In order to evaluate the biocompatibility of SiO₂-Hep_1, SiO₂-Hep_3, and SiO₂-Hep_5 hybrid NPs, the viability of healthy HDF and tumor HS578T cells has been assessed by the Alamar Blue assay after 24 and 48 h of incubation. The three selected species of NPs exhibited favorable biocompatibility for both cells line. The cell viability percentage does not drop for any formulation below 80% of cell viability, indicating in accordance with the ISO 10993–5: 2009 [43] that NPs are well tolerated in cellular applications. As shown in Figure 9A, after 24 h of incubation at all the tested concentrations (10, 30, and 50 µg/mL), the viability of the HDF cells was about 100%, while after 48 h a slight decrement of the viability rate has been estimated. In particular, for the SiO₂-Hep_1, SiO₂-Hep_3 NPs, a decrease in cell viability was noticed when the concentration of NPs increased, and vice versa for the SiO₂-Hep_5 formulations, an increase in viability was found as the concentration of NPs increased. Overall, these results proved the safety of the three formulations. However, SiO₂-Hep_5 demonstrated better biocompatibility after 48 h compared to SiO₂-Hep_1, SiO₂-Hep_3 NPs. This biological behavior can be ascribed to surface charge, morphology, and content of heparin in the different formulations. In particular, NPs with zeta potential values that fall between –30 mV and +30 mV indicate poor colloidal stability and greater ease of aggregation [44]. NPs aggregation phenomena might provoke cytotoxic effects by enhancing NP accumulation in certain body compartments or inside cells [45,46]. This would explain the slight decrease in viability at 48 h for the SiO₂-Hep_1 and SiO₂-Hep_3 NPs, with a zeta potential of +20 and −19 mV, respectively, and the better biocompatibility of the SiO₂-Hep_5 formulation synthesized with the highest content of heparin and with a superficial charge of −33 mV. The samples also demonstrated biocompatibility in HS578T tumor cells, with a similar trend between the different formulations (Figure 9B). This behavior may derive from the different natures of cancer cells. Indeed, cancer cells are different from healthy cells in various ways and divide at an unregulated rate. Moreover, most NPs exhibit different endocytic mechanisms with extensive cytoskeletal deregulation that would make tumor cells more prone to indiscriminate and unselected internalization of nanomaterials [47,48].

4. Conclusions

This study reports the synthesis of hybrid heparin/silica nanoparticles using an in-situ wet chemistry approach. Silica proved to be an effective templating agent for heparin with the aim to finely tune its supramolecular organization, ultimately influencing its potential applications.
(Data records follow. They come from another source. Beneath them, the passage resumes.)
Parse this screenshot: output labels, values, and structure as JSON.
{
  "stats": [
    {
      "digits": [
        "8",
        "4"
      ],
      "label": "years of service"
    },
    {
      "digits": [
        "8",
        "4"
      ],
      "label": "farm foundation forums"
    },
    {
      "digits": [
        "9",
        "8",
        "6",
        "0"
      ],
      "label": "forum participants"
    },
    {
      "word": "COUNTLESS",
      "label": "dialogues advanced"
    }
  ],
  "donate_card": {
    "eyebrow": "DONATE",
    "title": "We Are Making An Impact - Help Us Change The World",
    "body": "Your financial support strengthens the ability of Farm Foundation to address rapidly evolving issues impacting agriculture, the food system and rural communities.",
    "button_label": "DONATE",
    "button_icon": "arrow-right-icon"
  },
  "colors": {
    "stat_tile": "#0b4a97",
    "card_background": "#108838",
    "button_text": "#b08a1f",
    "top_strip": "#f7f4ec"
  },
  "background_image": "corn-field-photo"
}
Morphological and compositional analysis revealed three different NP architectures, which can be obtained by tuning the ratio between the two components:

(I)

Core-shell structure with inorganic component probably located in the outer layer;

(II)

Inverted core-shell structure in which the shell might likely be made of heparin;

(III)

Cloudy architectures are essentially made of heparin domains.

The samples representative of each morphology were tested in drug loading and release experiments, selecting RBiso as a model drug. Results highlighted that the different architectures exerted a strong influence on the behavior of each type of nanoparticle. Furthermore, different surface charge and morphology resulted in a different cell to nanoparticles interaction which ultimately led to better biocompatibility observed for cloudy type architectures.